Ingress, Egress, and the Borders of the Mesh

Doctrine

Traffic is authority. Whoever controls ingress and egress controls exposure, identity, and failure modes.

Kubblai doctrine: borders must be explicit, monitored, and deliberately constrained.

Ingress is a controller, not a YAML object

Ingress resources are declarations. The real system is the ingress controller: its configuration model, its reload behavior, its failure semantics, and its capacity under load.

Treat the ingress controller like any other critical system component: observe it, scale it, and test it under failure.
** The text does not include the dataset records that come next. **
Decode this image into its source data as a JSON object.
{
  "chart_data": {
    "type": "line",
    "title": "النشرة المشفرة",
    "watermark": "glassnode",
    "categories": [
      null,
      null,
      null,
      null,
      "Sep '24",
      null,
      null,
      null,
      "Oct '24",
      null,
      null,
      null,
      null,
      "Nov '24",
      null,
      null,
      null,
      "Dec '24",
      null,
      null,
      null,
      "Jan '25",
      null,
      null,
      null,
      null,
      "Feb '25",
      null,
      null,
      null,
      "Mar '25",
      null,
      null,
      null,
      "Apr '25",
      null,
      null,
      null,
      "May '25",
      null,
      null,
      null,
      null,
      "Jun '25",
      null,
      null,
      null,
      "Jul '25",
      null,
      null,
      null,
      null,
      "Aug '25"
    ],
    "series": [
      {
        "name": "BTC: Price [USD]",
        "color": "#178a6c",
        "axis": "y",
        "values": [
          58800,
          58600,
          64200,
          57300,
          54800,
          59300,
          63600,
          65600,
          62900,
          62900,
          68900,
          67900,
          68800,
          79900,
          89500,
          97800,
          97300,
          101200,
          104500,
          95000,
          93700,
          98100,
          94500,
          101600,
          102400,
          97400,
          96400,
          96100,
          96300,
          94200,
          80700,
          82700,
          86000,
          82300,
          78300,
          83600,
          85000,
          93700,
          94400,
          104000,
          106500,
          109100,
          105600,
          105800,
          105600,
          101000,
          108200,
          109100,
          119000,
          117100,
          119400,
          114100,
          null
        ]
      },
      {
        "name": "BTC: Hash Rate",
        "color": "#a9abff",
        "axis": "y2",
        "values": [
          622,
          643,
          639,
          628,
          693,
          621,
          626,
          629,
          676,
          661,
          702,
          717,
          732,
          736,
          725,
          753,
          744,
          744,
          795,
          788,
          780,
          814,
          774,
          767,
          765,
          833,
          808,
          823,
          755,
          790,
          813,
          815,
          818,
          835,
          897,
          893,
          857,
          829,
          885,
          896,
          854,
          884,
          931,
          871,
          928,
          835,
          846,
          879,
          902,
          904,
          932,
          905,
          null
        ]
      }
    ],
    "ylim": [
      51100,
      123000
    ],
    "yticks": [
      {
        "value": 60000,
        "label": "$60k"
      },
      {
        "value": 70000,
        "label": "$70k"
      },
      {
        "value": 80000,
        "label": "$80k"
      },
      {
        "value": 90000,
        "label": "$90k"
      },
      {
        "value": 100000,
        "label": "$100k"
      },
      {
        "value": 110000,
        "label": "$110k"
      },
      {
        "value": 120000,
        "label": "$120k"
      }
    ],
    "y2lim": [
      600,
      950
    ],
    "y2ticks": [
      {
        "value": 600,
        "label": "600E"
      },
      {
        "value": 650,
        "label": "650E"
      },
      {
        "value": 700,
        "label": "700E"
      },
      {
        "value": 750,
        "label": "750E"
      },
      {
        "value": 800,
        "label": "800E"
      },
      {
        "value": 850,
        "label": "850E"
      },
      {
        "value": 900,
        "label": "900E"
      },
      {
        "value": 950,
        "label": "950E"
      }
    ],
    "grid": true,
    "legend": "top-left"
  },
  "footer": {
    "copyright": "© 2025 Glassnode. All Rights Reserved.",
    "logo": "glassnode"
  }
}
• Know your ingress class and how it maps to controllers.
• Understand configuration reload and whether it is disruptive.
• Budget for TLS and request processing overhead.

Egress: the ungoverned perimeter

Most clusters start with effectively unrestricted egress. At small scale, it feels productive. At real scale, it is how secrets leave, malware phones home, and data exfiltration becomes plausible.

If you enforce ingress but ignore egress, you have governed half a boundary.

• Prefer explicit egress allow-lists for sensitive namespaces.
• Instrument DNS and egress destinations; visibility precedes control.
• Treat outbound proxying as a platform component with SLOs.

Operational failure modes

Border systems fail in recognizable ways; design for them.

• Ingress 503s due to readiness/endpoint mismatch; don’t debug at L7 first—prove endpoints.
• Controller overload: config reload storms, CPU saturation, queueing latency.
• TLS certificate rotation failures; treat cert lifecycle as operations, not ceremony.
• Egress restrictions that break dependencies; roll out with telemetry.